CRS: future-proof solutions made locally

By Ilana Koegelenberg

Commercial Refrigeration Services (CRS) has been designing and building energy-efficient HVAC&R systems since 1976, continually pushing the boundaries to raise the bar on a global scale.

CRS00 1Multiple racks in the process of being built in the CRS workshop in Johannesburg.
Image credit: CRS

Founded in 1976 in Johannesburg, CRS initially focused on refrigeration installations using the latest technology. However, with a commitment to continuous development and providing clients with future-proof solutions, they have grown to become a forerunner in energy-efficient cooling and heating across the board.

Currently, the company employs 160 people and boasts a global footprint with over 110 CO2 units in operation to date.

A short history

There is no denying that CRS has pioneered CO2 technology on this continent. In 2009, they built the first CO2-R134a cascade system in Africa and the following year, in 2010, the first trans-critical CO2 system.

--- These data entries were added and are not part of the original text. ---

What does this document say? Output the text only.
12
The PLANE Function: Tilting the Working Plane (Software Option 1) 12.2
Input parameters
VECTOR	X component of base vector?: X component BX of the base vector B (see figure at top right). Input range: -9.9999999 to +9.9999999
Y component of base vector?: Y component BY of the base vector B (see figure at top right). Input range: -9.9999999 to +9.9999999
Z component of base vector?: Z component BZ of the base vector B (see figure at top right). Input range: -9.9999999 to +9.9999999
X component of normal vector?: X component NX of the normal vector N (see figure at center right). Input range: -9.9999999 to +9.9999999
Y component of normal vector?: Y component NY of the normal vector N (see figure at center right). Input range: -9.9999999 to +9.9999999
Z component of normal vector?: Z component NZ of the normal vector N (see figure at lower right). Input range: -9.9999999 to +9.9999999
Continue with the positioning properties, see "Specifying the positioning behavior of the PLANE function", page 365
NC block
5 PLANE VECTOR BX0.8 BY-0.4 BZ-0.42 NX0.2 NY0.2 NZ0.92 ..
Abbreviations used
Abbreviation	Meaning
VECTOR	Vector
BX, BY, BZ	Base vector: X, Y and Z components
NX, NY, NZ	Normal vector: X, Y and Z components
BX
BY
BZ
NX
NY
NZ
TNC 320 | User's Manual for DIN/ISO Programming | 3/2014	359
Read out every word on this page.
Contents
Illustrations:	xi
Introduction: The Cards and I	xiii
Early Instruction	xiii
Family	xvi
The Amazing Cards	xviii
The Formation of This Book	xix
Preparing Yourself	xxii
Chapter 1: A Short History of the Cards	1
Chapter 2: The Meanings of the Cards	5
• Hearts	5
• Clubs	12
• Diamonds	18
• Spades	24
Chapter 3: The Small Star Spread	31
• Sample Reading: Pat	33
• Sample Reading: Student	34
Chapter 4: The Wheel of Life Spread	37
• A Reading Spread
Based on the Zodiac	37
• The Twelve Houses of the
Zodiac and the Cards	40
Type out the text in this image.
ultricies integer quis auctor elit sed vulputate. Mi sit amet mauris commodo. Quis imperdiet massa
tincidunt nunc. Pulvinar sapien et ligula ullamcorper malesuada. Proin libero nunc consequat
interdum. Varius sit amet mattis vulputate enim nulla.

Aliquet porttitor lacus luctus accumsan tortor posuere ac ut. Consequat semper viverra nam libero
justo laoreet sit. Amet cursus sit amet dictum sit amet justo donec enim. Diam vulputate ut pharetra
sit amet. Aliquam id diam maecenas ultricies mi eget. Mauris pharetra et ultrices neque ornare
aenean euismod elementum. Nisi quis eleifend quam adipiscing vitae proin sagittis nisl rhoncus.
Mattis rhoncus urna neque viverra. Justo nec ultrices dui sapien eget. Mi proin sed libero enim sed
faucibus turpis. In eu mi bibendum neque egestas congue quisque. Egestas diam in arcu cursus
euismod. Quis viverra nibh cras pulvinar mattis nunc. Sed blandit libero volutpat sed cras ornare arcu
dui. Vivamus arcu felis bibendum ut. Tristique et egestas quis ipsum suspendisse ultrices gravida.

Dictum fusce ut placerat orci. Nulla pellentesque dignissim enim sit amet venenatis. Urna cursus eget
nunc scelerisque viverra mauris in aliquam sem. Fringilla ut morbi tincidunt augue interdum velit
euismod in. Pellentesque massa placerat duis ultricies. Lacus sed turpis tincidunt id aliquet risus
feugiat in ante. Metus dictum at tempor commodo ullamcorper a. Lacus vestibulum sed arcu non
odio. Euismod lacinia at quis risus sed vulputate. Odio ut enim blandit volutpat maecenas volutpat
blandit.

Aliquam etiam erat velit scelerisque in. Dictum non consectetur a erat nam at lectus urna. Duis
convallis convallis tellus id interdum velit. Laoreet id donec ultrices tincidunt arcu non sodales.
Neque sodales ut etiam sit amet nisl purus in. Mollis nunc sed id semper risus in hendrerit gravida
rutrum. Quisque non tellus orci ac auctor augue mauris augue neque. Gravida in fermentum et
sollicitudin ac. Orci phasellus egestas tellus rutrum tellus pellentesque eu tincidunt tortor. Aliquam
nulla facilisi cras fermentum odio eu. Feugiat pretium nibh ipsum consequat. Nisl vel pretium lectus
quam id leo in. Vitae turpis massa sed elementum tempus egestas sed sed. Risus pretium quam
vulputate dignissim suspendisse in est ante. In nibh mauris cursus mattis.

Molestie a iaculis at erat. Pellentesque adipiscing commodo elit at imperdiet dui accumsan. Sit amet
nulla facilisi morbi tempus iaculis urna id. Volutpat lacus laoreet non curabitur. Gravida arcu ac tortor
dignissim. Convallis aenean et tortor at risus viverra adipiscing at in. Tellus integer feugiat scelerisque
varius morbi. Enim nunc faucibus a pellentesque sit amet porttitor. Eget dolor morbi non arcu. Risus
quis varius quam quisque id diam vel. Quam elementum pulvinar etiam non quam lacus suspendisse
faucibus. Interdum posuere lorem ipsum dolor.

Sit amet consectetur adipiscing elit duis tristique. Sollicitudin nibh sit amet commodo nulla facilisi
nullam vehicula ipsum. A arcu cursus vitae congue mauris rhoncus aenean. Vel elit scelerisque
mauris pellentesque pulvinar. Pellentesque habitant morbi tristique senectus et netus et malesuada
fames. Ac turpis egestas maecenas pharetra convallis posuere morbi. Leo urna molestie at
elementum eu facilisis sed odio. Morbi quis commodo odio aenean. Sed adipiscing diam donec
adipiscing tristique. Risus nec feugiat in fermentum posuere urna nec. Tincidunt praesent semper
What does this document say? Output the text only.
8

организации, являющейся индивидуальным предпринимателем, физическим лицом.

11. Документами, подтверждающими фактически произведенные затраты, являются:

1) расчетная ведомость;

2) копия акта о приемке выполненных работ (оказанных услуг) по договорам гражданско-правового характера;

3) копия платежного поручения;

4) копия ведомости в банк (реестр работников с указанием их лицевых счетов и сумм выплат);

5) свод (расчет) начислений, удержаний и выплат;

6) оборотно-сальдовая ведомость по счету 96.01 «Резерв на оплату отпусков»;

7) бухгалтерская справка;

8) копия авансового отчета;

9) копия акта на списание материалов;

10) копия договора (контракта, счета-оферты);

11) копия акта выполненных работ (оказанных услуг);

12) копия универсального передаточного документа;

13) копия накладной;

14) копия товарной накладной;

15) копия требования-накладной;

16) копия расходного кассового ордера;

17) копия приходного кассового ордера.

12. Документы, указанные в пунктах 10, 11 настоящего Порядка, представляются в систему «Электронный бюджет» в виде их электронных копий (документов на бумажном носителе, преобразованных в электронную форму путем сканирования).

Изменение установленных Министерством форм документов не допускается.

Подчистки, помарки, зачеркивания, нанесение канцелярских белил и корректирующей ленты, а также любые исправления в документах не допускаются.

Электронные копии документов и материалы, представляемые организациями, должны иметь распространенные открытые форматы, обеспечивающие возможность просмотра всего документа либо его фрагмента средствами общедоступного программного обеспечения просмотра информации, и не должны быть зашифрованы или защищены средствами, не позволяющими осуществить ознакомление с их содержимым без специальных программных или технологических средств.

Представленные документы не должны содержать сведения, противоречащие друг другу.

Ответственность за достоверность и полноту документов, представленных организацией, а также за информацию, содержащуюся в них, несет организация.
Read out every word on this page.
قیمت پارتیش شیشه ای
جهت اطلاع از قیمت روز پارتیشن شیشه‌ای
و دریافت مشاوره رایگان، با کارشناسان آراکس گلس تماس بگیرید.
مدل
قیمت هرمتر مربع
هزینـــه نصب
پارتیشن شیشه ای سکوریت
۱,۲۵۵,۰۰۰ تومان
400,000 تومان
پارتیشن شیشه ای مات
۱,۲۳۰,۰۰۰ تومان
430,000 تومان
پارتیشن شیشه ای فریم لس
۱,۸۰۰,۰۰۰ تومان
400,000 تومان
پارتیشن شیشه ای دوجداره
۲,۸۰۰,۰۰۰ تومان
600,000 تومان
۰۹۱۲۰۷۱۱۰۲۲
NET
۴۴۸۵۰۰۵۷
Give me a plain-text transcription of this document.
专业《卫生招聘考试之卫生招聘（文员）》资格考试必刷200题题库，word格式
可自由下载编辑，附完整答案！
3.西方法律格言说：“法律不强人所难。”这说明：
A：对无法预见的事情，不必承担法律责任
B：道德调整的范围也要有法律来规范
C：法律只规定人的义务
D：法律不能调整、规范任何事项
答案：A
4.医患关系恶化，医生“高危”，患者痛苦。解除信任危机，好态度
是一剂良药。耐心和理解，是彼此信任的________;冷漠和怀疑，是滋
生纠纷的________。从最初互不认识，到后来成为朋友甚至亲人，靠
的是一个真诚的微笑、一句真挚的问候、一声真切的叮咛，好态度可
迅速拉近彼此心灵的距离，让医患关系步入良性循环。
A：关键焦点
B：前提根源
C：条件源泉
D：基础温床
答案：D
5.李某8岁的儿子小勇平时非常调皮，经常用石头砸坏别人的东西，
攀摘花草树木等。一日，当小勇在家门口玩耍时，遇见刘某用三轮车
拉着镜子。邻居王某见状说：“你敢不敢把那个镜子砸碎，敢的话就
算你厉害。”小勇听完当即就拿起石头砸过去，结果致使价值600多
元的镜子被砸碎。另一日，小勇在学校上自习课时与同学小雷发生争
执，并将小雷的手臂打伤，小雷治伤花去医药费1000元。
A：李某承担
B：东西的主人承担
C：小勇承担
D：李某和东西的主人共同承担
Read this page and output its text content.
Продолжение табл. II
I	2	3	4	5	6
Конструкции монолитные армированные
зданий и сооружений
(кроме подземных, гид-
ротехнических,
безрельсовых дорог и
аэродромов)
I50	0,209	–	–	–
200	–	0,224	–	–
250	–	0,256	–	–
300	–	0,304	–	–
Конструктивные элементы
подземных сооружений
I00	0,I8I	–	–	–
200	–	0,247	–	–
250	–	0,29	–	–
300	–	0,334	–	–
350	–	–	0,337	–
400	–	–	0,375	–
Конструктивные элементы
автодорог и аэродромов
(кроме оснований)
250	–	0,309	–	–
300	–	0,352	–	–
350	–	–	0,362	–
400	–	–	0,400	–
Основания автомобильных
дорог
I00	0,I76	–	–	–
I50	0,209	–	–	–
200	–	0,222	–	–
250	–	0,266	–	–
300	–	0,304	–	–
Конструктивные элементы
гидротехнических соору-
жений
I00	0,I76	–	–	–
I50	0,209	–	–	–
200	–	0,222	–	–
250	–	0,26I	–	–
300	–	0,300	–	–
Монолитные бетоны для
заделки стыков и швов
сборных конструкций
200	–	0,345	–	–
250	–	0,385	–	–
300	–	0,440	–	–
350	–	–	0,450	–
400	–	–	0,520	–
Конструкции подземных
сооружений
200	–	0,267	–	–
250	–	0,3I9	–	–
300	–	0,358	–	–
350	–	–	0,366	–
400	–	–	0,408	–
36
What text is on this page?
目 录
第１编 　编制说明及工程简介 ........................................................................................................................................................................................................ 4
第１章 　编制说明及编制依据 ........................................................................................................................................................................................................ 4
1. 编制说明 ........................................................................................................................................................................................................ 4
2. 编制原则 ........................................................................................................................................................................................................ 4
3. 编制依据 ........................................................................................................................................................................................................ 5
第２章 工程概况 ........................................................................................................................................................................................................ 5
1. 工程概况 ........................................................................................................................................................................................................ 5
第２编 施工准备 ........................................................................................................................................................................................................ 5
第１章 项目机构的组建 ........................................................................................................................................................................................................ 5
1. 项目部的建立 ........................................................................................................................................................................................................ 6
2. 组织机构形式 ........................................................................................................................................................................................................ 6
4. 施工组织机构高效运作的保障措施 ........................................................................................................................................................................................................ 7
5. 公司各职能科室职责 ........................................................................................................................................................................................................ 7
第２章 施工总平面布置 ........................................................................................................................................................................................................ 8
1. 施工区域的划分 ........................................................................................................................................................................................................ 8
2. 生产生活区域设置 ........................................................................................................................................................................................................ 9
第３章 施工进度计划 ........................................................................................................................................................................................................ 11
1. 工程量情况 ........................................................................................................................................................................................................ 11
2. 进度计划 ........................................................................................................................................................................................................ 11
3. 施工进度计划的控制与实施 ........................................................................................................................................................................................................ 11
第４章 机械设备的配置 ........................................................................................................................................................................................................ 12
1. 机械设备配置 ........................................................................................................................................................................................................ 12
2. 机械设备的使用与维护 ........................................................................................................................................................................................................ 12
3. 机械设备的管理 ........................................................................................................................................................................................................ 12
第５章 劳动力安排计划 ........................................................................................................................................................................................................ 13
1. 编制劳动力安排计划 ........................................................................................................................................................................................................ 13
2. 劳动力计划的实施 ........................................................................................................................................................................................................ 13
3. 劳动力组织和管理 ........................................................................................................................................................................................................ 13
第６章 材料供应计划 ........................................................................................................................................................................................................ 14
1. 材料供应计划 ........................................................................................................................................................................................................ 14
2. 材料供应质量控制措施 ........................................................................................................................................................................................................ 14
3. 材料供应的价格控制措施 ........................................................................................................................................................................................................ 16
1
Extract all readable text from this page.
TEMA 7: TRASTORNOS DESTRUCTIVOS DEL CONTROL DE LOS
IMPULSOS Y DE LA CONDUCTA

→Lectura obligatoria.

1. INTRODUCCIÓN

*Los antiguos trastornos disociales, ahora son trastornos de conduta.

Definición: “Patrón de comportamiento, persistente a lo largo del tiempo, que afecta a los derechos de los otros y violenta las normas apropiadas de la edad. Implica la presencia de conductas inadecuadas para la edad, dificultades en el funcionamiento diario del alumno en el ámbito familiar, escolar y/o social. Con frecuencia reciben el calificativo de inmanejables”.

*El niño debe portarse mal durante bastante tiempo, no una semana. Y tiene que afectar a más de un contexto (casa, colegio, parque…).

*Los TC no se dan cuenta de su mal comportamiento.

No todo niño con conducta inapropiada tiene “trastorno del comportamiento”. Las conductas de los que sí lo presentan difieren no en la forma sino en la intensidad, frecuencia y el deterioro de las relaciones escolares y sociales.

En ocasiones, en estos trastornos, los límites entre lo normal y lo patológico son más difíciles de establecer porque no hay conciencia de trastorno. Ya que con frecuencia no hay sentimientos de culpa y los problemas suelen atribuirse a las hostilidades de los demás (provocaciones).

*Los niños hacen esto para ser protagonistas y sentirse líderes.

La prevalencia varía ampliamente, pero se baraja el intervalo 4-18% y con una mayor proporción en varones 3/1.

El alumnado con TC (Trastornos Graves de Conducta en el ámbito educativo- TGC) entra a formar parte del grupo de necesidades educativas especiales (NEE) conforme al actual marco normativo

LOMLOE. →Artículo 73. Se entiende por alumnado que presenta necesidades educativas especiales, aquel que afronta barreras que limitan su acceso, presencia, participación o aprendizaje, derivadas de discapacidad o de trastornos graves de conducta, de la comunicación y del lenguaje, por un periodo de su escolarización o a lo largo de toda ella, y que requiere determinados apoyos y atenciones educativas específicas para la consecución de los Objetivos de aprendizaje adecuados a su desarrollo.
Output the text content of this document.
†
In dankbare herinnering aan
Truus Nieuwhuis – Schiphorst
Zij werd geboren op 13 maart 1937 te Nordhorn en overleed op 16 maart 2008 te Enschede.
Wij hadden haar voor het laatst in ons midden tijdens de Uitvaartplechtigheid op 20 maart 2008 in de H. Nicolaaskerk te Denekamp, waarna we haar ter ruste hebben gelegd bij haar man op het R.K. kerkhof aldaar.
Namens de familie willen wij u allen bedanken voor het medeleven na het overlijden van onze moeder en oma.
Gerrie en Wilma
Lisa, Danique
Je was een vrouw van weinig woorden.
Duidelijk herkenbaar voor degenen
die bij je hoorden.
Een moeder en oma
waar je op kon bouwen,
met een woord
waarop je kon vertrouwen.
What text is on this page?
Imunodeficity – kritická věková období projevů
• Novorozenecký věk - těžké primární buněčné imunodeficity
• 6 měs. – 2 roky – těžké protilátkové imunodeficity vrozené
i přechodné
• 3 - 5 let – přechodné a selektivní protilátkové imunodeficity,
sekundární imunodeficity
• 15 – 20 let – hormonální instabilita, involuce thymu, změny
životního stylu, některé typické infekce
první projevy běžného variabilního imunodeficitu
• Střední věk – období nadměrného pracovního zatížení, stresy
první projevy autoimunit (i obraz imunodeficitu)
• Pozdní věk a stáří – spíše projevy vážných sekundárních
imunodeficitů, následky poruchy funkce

In 2012, they designed and installed the first CO2 trans-critical booster system in Africa and in 2015, their Africa firsts included: first CO2 booster system with parallel compression and ejectors; first CO2 heat pump; and first CO2 condensing unit.

We believe in growing the economy of the country in which we operate by manufacturing locally and empowering the people of our country to stay employed and become self-sustainable for themselves and their families.”

In 2016, they were responsible for the continent’s first CO2 chiller and the first CO2 training facility in Africa. In 2017, they designed the first CO2 blast freezer in Africa and in 2018, the largest CO2 trans-critical installation in the Southern Hemisphere: an impressive 2.75MW. This is also the year they went global with their first CO2 trans-critical installation in Melbourne, Australia, and an impressive 4MW trans-critical installation in California, US.

Products and services

CRS provides a ‘green’, technologically advanced, customisable range of solutions for their clients’ cooling and heating needs.

“Harnessing our engineering, technical, and design expertise, we can also design a unique product based on the size of the business, its requirements, and its goals,” explains Stephen Spence, managing director of CRS.

Their product ranges include the following:

CO2 refrigeration systems

  • Design, manufacture, and supply
  • Systems fitted with heat reclaim to replenish any electrical heating
  • State-of-the-art control systems
  • Combined low- and medium-temperature solutions.

Energy-efficient freon refrigeration systems

  • Design, manufacture, and supply freon refrigeration systems
  • Client-driven solutions.

CO2 chillers

  • Direct expansion for small applications
  • Rack type system for large chilled water needs
  • 10–1 000kW units.

CO2 condensing units

  • Single compressor units for small room installations.

CO2 heat pumps


  • Engineering consultation.


One of the biggest challenges CRS faces as a local manufacturer, is getting the imported components timeously to ensure an acceptable turnaround time. “Imported components can take a long time to get here (whether via shipping or airfreight), so it’s important to be realistic about timelines for getting projects out the factory,” says Stephen Spence. To negate this, the company has formed good relationships with local distributors to ensure they hold stock based on predicted forecasts. They are also constantly searching for local alternatives, buying local wherever possible to reduce lead times.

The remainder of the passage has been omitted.